En conclusión, aunque históricamente se intentó demostrar que la conducta antisocial es algo que "se lleva en los genes" hoy en día se ha abandonado esta perspectiva y se ha demostrado que como seres sociales que somos, las conductas y el comportamiento vienen dadas por una notable influencia social y ambiental. Es cierto que características como la impulsividad, la inteligencia o el autocontrol difieren según el individuo y tienen un contenido biológico, sin embargo, estas características no son determinantes y no podemos predecir únicamente en base a esto el comportamiento delictivo de un individuo. Es muy importante utilizar ambos factores y perspectivas de estudio para lograr los mejores resultados posibles en las investigaciones. El hecho de que haya investigaciones donde se demuestran que la herencia juega también un papel importante en la conducta violenta, no debe hacer que nos centremos en esos individuos como delincuentes natos, sino en intentar que obtengan la mayor educación posible y buen ambiente para el desarrollo de su personalidad de una manera prosocial.
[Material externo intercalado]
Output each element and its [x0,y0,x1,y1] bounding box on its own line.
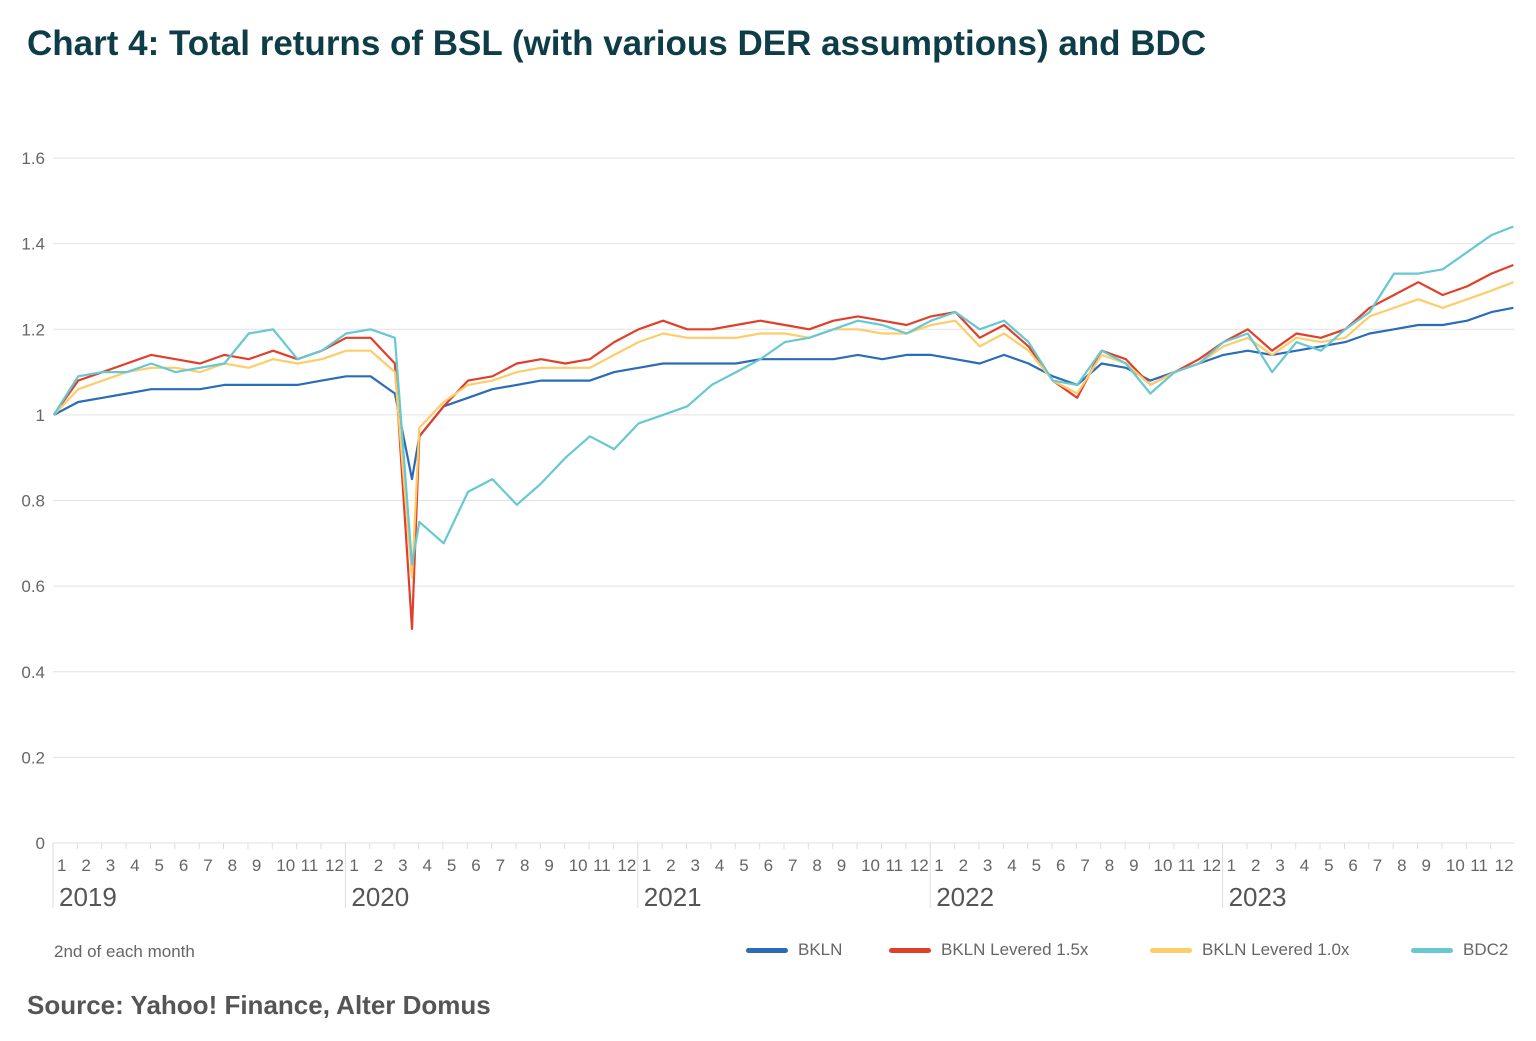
month-tick-label: 1 [934,856,943,875]
month-tick-label: 6 [764,856,773,875]
legend-label: BKLN Levered 1.5x [941,940,1089,959]
month-tick-label: 5 [1324,856,1333,875]
y-tick-label: 1.4 [21,235,45,254]
month-tick-label: 12 [325,856,344,875]
month-tick-label: 4 [423,856,432,875]
legend-label: BKLN Levered 1.0x [1202,940,1350,959]
month-tick-label: 2 [374,856,383,875]
month-tick-label: 6 [1348,856,1357,875]
series-line-bkln [53,306,1514,481]
month-tick-label: 9 [544,856,553,875]
month-tick-label: 4 [1300,856,1309,875]
month-tick-label: 11 [1470,856,1488,875]
y-tick-label: 1.2 [21,320,45,339]
month-tick-label: 2 [81,856,90,875]
month-tick-label: 4 [1007,856,1016,875]
month-tick-label: 5 [1032,856,1041,875]
y-tick-label: 0.6 [21,577,45,596]
month-tick-label: 7 [1373,856,1382,875]
year-label: 2021 [644,882,702,912]
month-tick-label: 9 [1129,856,1138,875]
year-label: 2020 [351,882,409,912]
legend-swatch [1150,947,1192,953]
month-tick-label: 11 [885,856,903,875]
year-label: 2023 [1229,882,1287,912]
month-tick-label: 6 [1056,856,1065,875]
month-tick-label: 10 [276,856,295,875]
source-note: Source: Yahoo! Finance, Alter Domus [27,990,491,1020]
month-tick-label: 1 [349,856,358,875]
month-tick-label: 6 [179,856,188,875]
y-tick-label: 1 [36,406,45,425]
month-tick-label: 1 [642,856,651,875]
y-tick-label: 0.4 [21,663,45,682]
year-label: 2019 [59,882,117,912]
month-tick-label: 2 [666,856,675,875]
month-tick-label: 9 [252,856,261,875]
month-tick-label: 8 [228,856,237,875]
legend-swatch [889,947,931,953]
month-tick-label: 5 [447,856,456,875]
y-tick-label: 1.6 [21,149,45,168]
y-tick-label: 0.8 [21,492,45,511]
y-tick-label: 0 [36,834,45,853]
month-tick-label: 10 [1446,856,1465,875]
month-tick-label: 3 [691,856,700,875]
month-tick-label: 1 [1227,856,1236,875]
month-tick-label: 11 [1178,856,1196,875]
month-tick-label: 7 [203,856,212,875]
y-tick-label: 0.2 [21,748,45,767]
legend-item: BKLN Levered 1.5x [889,940,1088,960]
month-tick-label: 8 [520,856,529,875]
month-tick-label: 10 [569,856,588,875]
legend-swatch [1411,947,1453,953]
month-tick-label: 3 [983,856,992,875]
legend-item: BDC2 [1411,940,1508,960]
month-tick-label: 3 [1275,856,1284,875]
month-tick-label: 11 [301,856,319,875]
month-tick-label: 6 [471,856,480,875]
month-tick-label: 9 [1422,856,1431,875]
year-label: 2022 [936,882,994,912]
month-tick-label: 5 [154,856,163,875]
month-tick-label: 10 [861,856,880,875]
chart-title: Chart 4: Total returns of BSL (with vari… [27,24,1207,63]
x-axis-note: 2nd of each month [54,942,195,961]
month-tick-label: 8 [812,856,821,875]
month-tick-label: 11 [593,856,611,875]
legend-swatch [746,947,788,953]
month-tick-label: 12 [910,856,929,875]
series-line-bkln-levered-1-5x [52,263,1514,631]
month-tick-label: 4 [130,856,139,875]
legend-label: BDC2 [1463,940,1509,959]
series-line-bkln-levered-1-0x [53,281,1514,579]
month-tick-label: 12 [1202,856,1221,875]
month-tick-label: 1 [57,856,66,875]
month-tick-label: 12 [1495,856,1514,875]
month-tick-label: 3 [106,856,115,875]
series-line-bdc2 [52,225,1514,566]
month-tick-label: 7 [1080,856,1089,875]
month-tick-label: 8 [1105,856,1114,875]
month-tick-label: 10 [1154,856,1173,875]
month-tick-label: 2 [959,856,968,875]
legend-item: BKLN [746,940,842,960]
month-tick-label: 9 [837,856,846,875]
month-tick-label: 7 [496,856,505,875]
month-tick-label: 12 [617,856,636,875]
month-tick-label: 5 [739,856,748,875]
month-tick-label: 2 [1251,856,1260,875]
month-tick-label: 8 [1397,856,1406,875]
month-tick-label: 4 [715,856,724,875]
month-tick-label: 7 [788,856,797,875]
month-tick-label: 3 [398,856,407,875]
legend-item: BKLN Levered 1.0x [1150,940,1349,960]
legend-label: BKLN [798,940,843,959]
Una buena prevención es siempre una mejora a nivel social sin necesidad de recurrir a ningún tipo de intervención médica como podía pensarse antaño.

 

En el siguiente capítulo abordaremos las teorías e investigaciones pertenecientes a los conceptos “Diferencias individuales y aprendizaje”.

 

 

[i] Antiguamente, a la mujer únicamente se le permitía desarrollarse como ama de casa y se entendía que su tiempo se invertía en cuidar los hijos y el hogar. Dentro de esta esfera, disminuyen las oportunidades de delito y todo acto delictivo que una mujer pudiera llevar a cabo era visto como impropio de su “papel natural”: ser madre y ama de casa. Es curioso destacar que antiguamente llegó incluso a relacionarse la menstruación con la delincuencia femenina, creyendo que el ciclo menstrual podía tener algo que ver en la conducta delictiva. Evidentemente, esta relación generalizada no se contempla en la actualidad.

 

Texto de referencia: Redondo, S. y Garrido, V., (2013) Principios de Criminología, Valencia, España: Editorial Tirant lo Blanch.